When I say the film made entertainment out of harassment, I am reminded of watching a particular scene where Alia Bhatt’s character is chastising Badrinath and threatening to lodge a police complaint against him for “molestation”. Badrinath’s friend, who is somehow in the same video call, finds the word to be a tongue twister and makes funny faces while trying to pronounce it. An entire auditorium in a south Delhi neighbourhood burst out laughing. Honestly, if I could have drowned in my bucket of popcorn then, I would have.

Badrinath, critics and fans of the film argued, is at least made to suffer for being a complete asshole, because in most other films, the men just sing a song to have the girl come running back into their arms.
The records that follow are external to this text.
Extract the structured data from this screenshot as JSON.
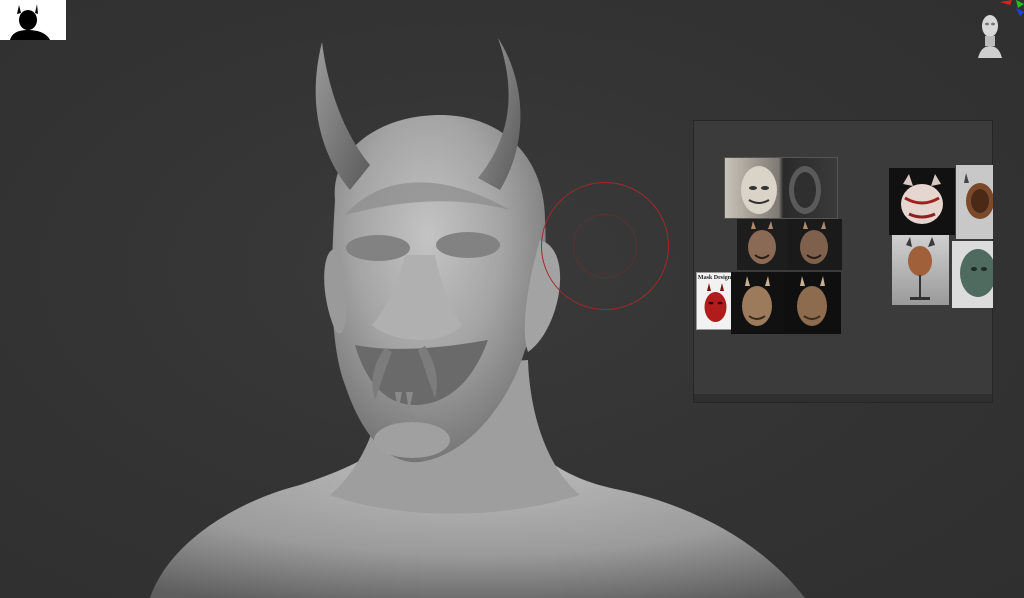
{
  "app": {
    "viewport_background": "#353535",
    "model_color": "#a9a9a9"
  },
  "thumbnail": {
    "icon": "demon-silhouette-icon"
  },
  "gizmo": {
    "icon": "head-orientation-gizmo-icon",
    "axis_colors": [
      "#e02020",
      "#20c020",
      "#2040e0"
    ]
  },
  "brush": {
    "cursor_color": "#a02a2a"
  },
  "spotlight": {
    "references": [
      {
        "name": "ref-white-oni-mask-front-back"
      },
      {
        "name": "ref-carved-oni-mask-front"
      },
      {
        "name": "ref-carved-oni-mask-side"
      },
      {
        "name": "ref-mask-design-sheet",
        "label": "Mask Design"
      },
      {
        "name": "ref-oni-mask-bronze-front"
      },
      {
        "name": "ref-oni-mask-bronze-side"
      },
      {
        "name": "ref-red-painted-oni-mask"
      },
      {
        "name": "ref-dark-oni-mask"
      },
      {
        "name": "ref-oni-mask-on-stand"
      },
      {
        "name": "ref-green-mask"
      }
    ]
  }
}
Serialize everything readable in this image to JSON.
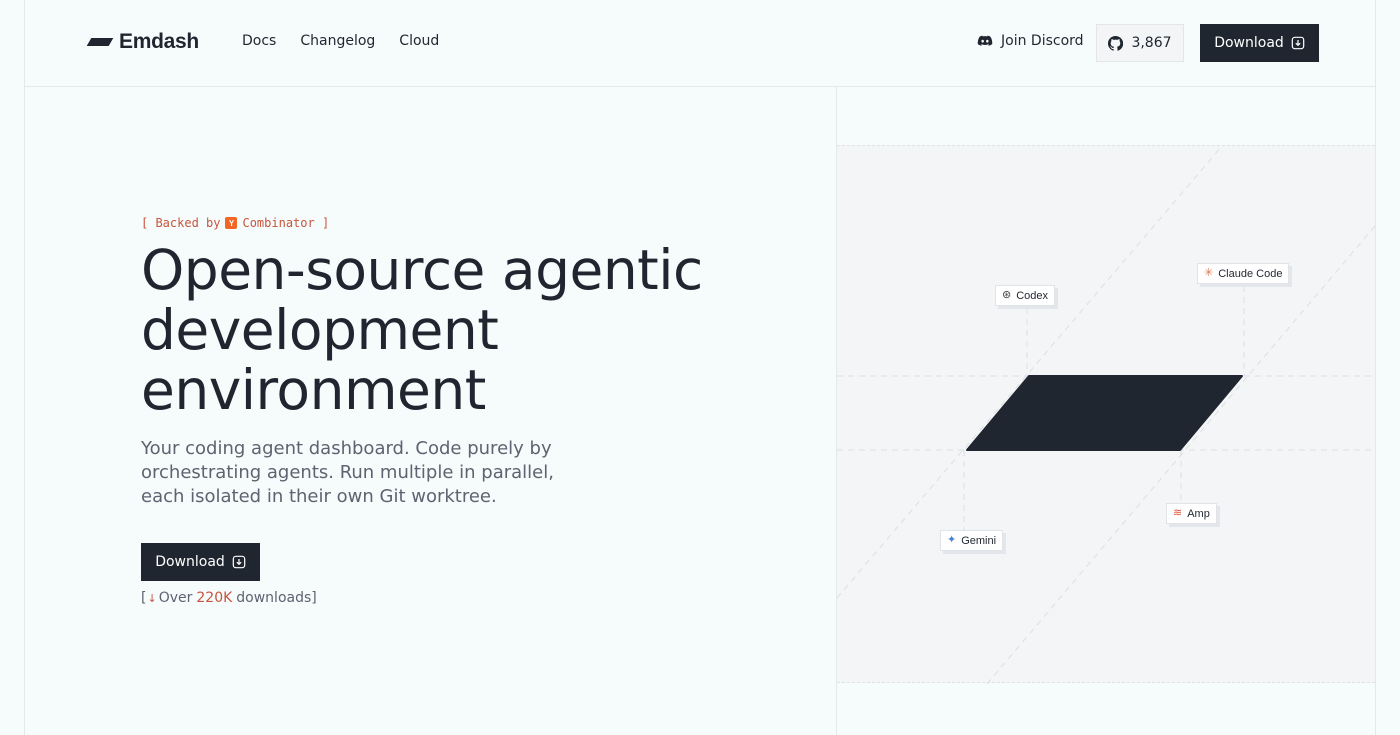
{
  "header": {
    "logo_text": "Emdash",
    "nav": [
      "Docs",
      "Changelog",
      "Cloud"
    ],
    "discord_label": "Join Discord",
    "github_stars": "3,867",
    "download_label": "Download"
  },
  "hero": {
    "backed_open": "[ Backed by",
    "backed_badge": "Y",
    "backed_close": "Combinator ]",
    "title": "Open-source agentic development environment",
    "subtitle": "Your coding agent dashboard. Code purely by orchestrating agents. Run multiple in parallel, each isolated in their own Git worktree.",
    "download_label": "Download",
    "stat_open": "[",
    "stat_prefix": "Over",
    "stat_number": "220K",
    "stat_suffix": "downloads]"
  },
  "agents": {
    "codex": "Codex",
    "claude": "Claude Code",
    "amp": "Amp",
    "gemini": "Gemini"
  },
  "colors": {
    "dark": "#1f2630",
    "accent": "#c8553d",
    "yc": "#f26522",
    "background": "#f6fbfc"
  },
  "icons": {
    "codex": "openai-icon",
    "claude": "claude-spark-icon",
    "amp": "amp-icon",
    "gemini": "gemini-sparkle-icon"
  }
}
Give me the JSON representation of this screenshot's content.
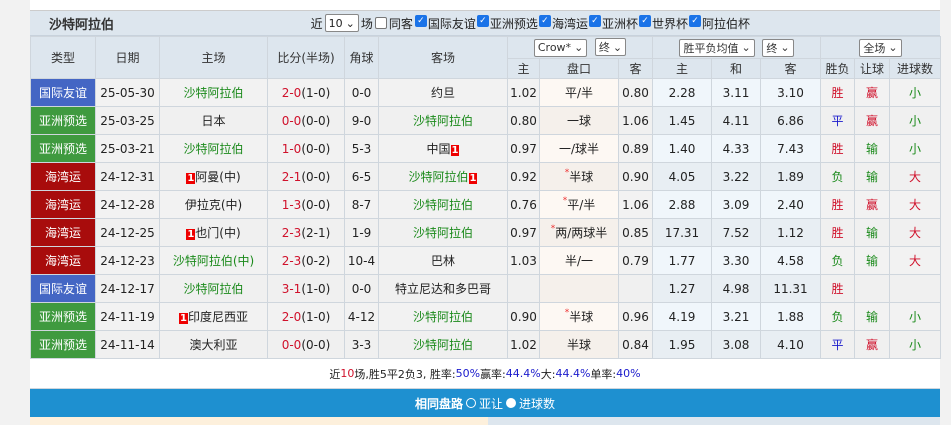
{
  "team": "沙特阿拉伯",
  "filters": {
    "near": "近",
    "count": "10",
    "unit": "场",
    "same_away": "同客",
    "leagues": [
      {
        "label": "国际友谊",
        "checked": true
      },
      {
        "label": "亚洲预选",
        "checked": true
      },
      {
        "label": "海湾运",
        "checked": true
      },
      {
        "label": "亚洲杯",
        "checked": true
      },
      {
        "label": "世界杯",
        "checked": true
      },
      {
        "label": "阿拉伯杯",
        "checked": true
      }
    ]
  },
  "header": {
    "type": "类型",
    "date": "日期",
    "home": "主场",
    "score": "比分(半场)",
    "corner": "角球",
    "away": "客场",
    "company": "Crow*",
    "final1": "终",
    "odds_type": "胜平负均值",
    "final2": "终",
    "scope": "全场",
    "sub": [
      "主",
      "盘口",
      "客",
      "主",
      "和",
      "客",
      "胜负",
      "让球",
      "进球数"
    ]
  },
  "colors": {
    "国际友谊": "#4466c4",
    "亚洲预选": "#3f9a3f",
    "海湾运": "#a80c0c"
  },
  "rows": [
    {
      "type": "国际友谊",
      "date": "25-05-30",
      "home": "沙特阿拉伯",
      "home_hl": true,
      "home_badge": "",
      "score": "2-0",
      "half": "(1-0)",
      "corner": "0-0",
      "away": "约旦",
      "away_hl": false,
      "away_badge": "",
      "h": "1.02",
      "line": "平/半",
      "star": false,
      "a": "0.80",
      "o1": "2.28",
      "o2": "3.11",
      "o3": "3.10",
      "res": "胜",
      "ah": "赢",
      "ou": "小"
    },
    {
      "type": "亚洲预选",
      "date": "25-03-25",
      "home": "日本",
      "home_hl": false,
      "home_badge": "",
      "score": "0-0",
      "half": "(0-0)",
      "corner": "9-0",
      "away": "沙特阿拉伯",
      "away_hl": true,
      "away_badge": "",
      "h": "0.80",
      "line": "一球",
      "star": false,
      "a": "1.06",
      "o1": "1.45",
      "o2": "4.11",
      "o3": "6.86",
      "res": "平",
      "ah": "赢",
      "ou": "小"
    },
    {
      "type": "亚洲预选",
      "date": "25-03-21",
      "home": "沙特阿拉伯",
      "home_hl": true,
      "home_badge": "",
      "score": "1-0",
      "half": "(0-0)",
      "corner": "5-3",
      "away": "中国",
      "away_hl": false,
      "away_badge": "1",
      "h": "0.97",
      "line": "一/球半",
      "star": false,
      "a": "0.89",
      "o1": "1.40",
      "o2": "4.33",
      "o3": "7.43",
      "res": "胜",
      "ah": "输",
      "ou": "小"
    },
    {
      "type": "海湾运",
      "date": "24-12-31",
      "home": "阿曼(中)",
      "home_hl": false,
      "home_badge": "1",
      "score": "2-1",
      "half": "(0-0)",
      "corner": "6-5",
      "away": "沙特阿拉伯",
      "away_hl": true,
      "away_badge": "1",
      "h": "0.92",
      "line": "半球",
      "star": true,
      "a": "0.90",
      "o1": "4.05",
      "o2": "3.22",
      "o3": "1.89",
      "res": "负",
      "ah": "输",
      "ou": "大"
    },
    {
      "type": "海湾运",
      "date": "24-12-28",
      "home": "伊拉克(中)",
      "home_hl": false,
      "home_badge": "",
      "score": "1-3",
      "half": "(0-0)",
      "corner": "8-7",
      "away": "沙特阿拉伯",
      "away_hl": true,
      "away_badge": "",
      "h": "0.76",
      "line": "平/半",
      "star": true,
      "a": "1.06",
      "o1": "2.88",
      "o2": "3.09",
      "o3": "2.40",
      "res": "胜",
      "ah": "赢",
      "ou": "大"
    },
    {
      "type": "海湾运",
      "date": "24-12-25",
      "home": "也门(中)",
      "home_hl": false,
      "home_badge": "1",
      "score": "2-3",
      "half": "(2-1)",
      "corner": "1-9",
      "away": "沙特阿拉伯",
      "away_hl": true,
      "away_badge": "",
      "h": "0.97",
      "line": "两/两球半",
      "star": true,
      "a": "0.85",
      "o1": "17.31",
      "o2": "7.52",
      "o3": "1.12",
      "res": "胜",
      "ah": "输",
      "ou": "大"
    },
    {
      "type": "海湾运",
      "date": "24-12-23",
      "home": "沙特阿拉伯(中)",
      "home_hl": true,
      "home_badge": "",
      "score": "2-3",
      "half": "(0-2)",
      "corner": "10-4",
      "away": "巴林",
      "away_hl": false,
      "away_badge": "",
      "h": "1.03",
      "line": "半/一",
      "star": false,
      "a": "0.79",
      "o1": "1.77",
      "o2": "3.30",
      "o3": "4.58",
      "res": "负",
      "ah": "输",
      "ou": "大"
    },
    {
      "type": "国际友谊",
      "date": "24-12-17",
      "home": "沙特阿拉伯",
      "home_hl": true,
      "home_badge": "",
      "score": "3-1",
      "half": "(1-0)",
      "corner": "0-0",
      "away": "特立尼达和多巴哥",
      "away_hl": false,
      "away_badge": "",
      "h": "",
      "line": "",
      "star": false,
      "a": "",
      "o1": "1.27",
      "o2": "4.98",
      "o3": "11.31",
      "res": "胜",
      "ah": "",
      "ou": ""
    },
    {
      "type": "亚洲预选",
      "date": "24-11-19",
      "home": "印度尼西亚",
      "home_hl": false,
      "home_badge": "1",
      "score": "2-0",
      "half": "(1-0)",
      "corner": "4-12",
      "away": "沙特阿拉伯",
      "away_hl": true,
      "away_badge": "",
      "h": "0.90",
      "line": "半球",
      "star": true,
      "a": "0.96",
      "o1": "4.19",
      "o2": "3.21",
      "o3": "1.88",
      "res": "负",
      "ah": "输",
      "ou": "小"
    },
    {
      "type": "亚洲预选",
      "date": "24-11-14",
      "home": "澳大利亚",
      "home_hl": false,
      "home_badge": "",
      "score": "0-0",
      "half": "(0-0)",
      "corner": "3-3",
      "away": "沙特阿拉伯",
      "away_hl": true,
      "away_badge": "",
      "h": "1.02",
      "line": "半球",
      "star": false,
      "a": "0.84",
      "o1": "1.95",
      "o2": "3.08",
      "o3": "4.10",
      "res": "平",
      "ah": "赢",
      "ou": "小"
    }
  ],
  "summary": {
    "p1": "近",
    "n": "10",
    "p2": "场,胜5平2负3, 胜率:",
    "win": "50%",
    "p3": " 赢率:",
    "ah": "44.4%",
    "p4": " 大:",
    "big": "44.4%",
    "p5": " 单率:",
    "odd": "40%"
  },
  "bar": {
    "title": "相同盘路",
    "opt1": "亚让",
    "opt2": "进球数"
  }
}
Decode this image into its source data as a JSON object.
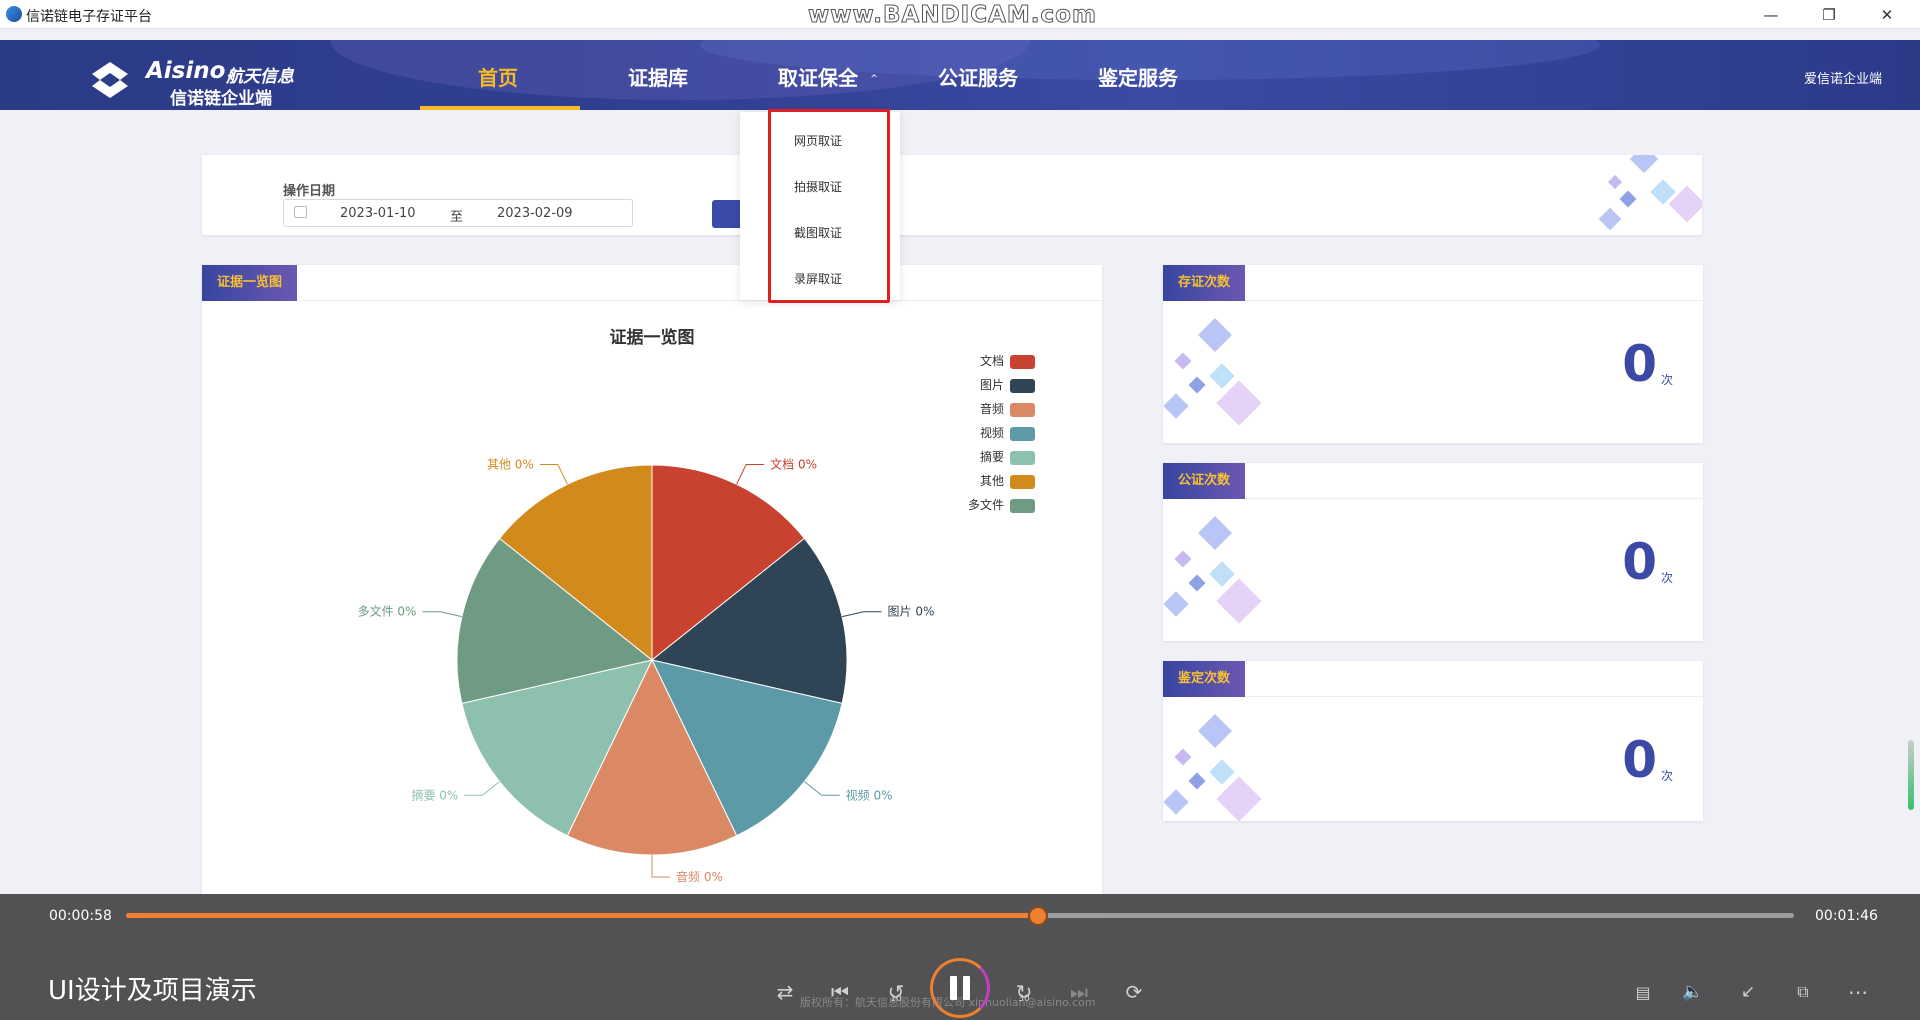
{
  "window": {
    "title": "信诺链电子存证平台",
    "watermark": "www.BANDICAM.com"
  },
  "nav": {
    "brand": "Aisino",
    "brand_cn": "航天信息",
    "subtitle": "信诺链企业端",
    "items": [
      {
        "label": "首页",
        "active": true
      },
      {
        "label": "证据库"
      },
      {
        "label": "取证保全"
      },
      {
        "label": "公证服务"
      },
      {
        "label": "鉴定服务"
      }
    ],
    "user": "爱信诺企业端"
  },
  "dropdown": {
    "items": [
      "网页取证",
      "拍摄取证",
      "截图取证",
      "录屏取证"
    ]
  },
  "filter": {
    "label": "操作日期",
    "start": "2023-01-10",
    "sep": "至",
    "end": "2023-02-09"
  },
  "overview": {
    "tag": "证据一览图"
  },
  "chart_data": {
    "type": "pie",
    "title": "证据一览图",
    "categories": [
      "文档",
      "图片",
      "视频",
      "音频",
      "摘要",
      "多文件",
      "其他"
    ],
    "values": [
      0,
      0,
      0,
      0,
      0,
      0,
      0
    ],
    "labels": [
      "文档  0%",
      "图片  0%",
      "视频  0%",
      "音频  0%",
      "摘要  0%",
      "多文件  0%",
      "其他  0%"
    ],
    "colors": [
      "#c9412f",
      "#2f4556",
      "#5d9aa8",
      "#db8865",
      "#8ec1ad",
      "#6f9a83",
      "#d28a1d"
    ],
    "legend": [
      "文档",
      "图片",
      "音频",
      "视频",
      "摘要",
      "其他",
      "多文件"
    ],
    "legend_colors": [
      "#c9412f",
      "#2f4556",
      "#db8865",
      "#5d9aa8",
      "#8ec1ad",
      "#d28a1d",
      "#6f9a83"
    ],
    "legend_position": "top-right"
  },
  "stats": [
    {
      "tag": "存证次数",
      "value": "0",
      "unit": "次"
    },
    {
      "tag": "公证次数",
      "value": "0",
      "unit": "次"
    },
    {
      "tag": "鉴定次数",
      "value": "0",
      "unit": "次"
    }
  ],
  "player": {
    "current": "00:00:58",
    "total": "00:01:46",
    "progress": 0.547,
    "title": "UI设计及项目演示",
    "skip_back": "10",
    "skip_fwd": "30",
    "copyright": "版权所有：航天信息股份有限公司  xinnuolian@aisino.com"
  }
}
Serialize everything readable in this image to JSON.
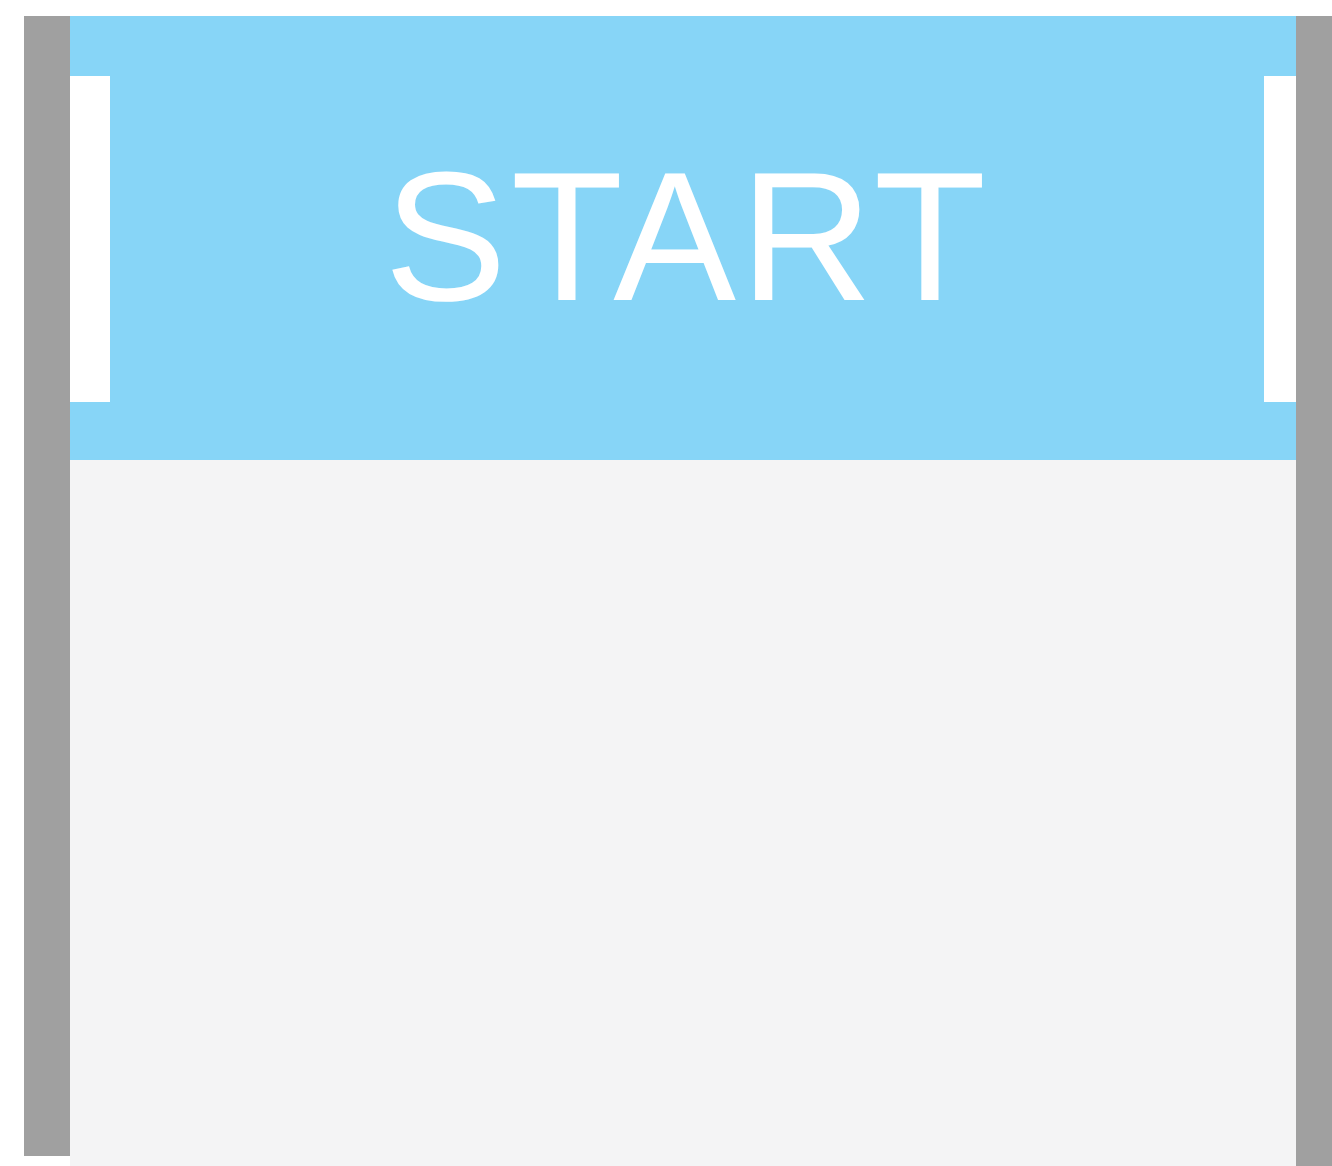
{
  "header": {
    "title": "START"
  }
}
Instead, Badrinath’s character gets drunk and yells at his father, makes a scene, and weeps like a child denied pizza, and then the girl magically comes back to him. Never mind that those are classic markers of an abusive relationship. In any case, if a guy ever chucks you inside the trunk of his car and drives around while you scream in fear, if you by chance come out alive, do run to the closest police station and get him ARRESTED. If you want to have someone sing sappy songs to you later, just make an Arijit Singh playlist on your phone instead of dating a violent Johnny Bravo with the IQ of a radish.


Kabir Singh
Kabir Singh

(This section will be updated once the writer is done throwing up.)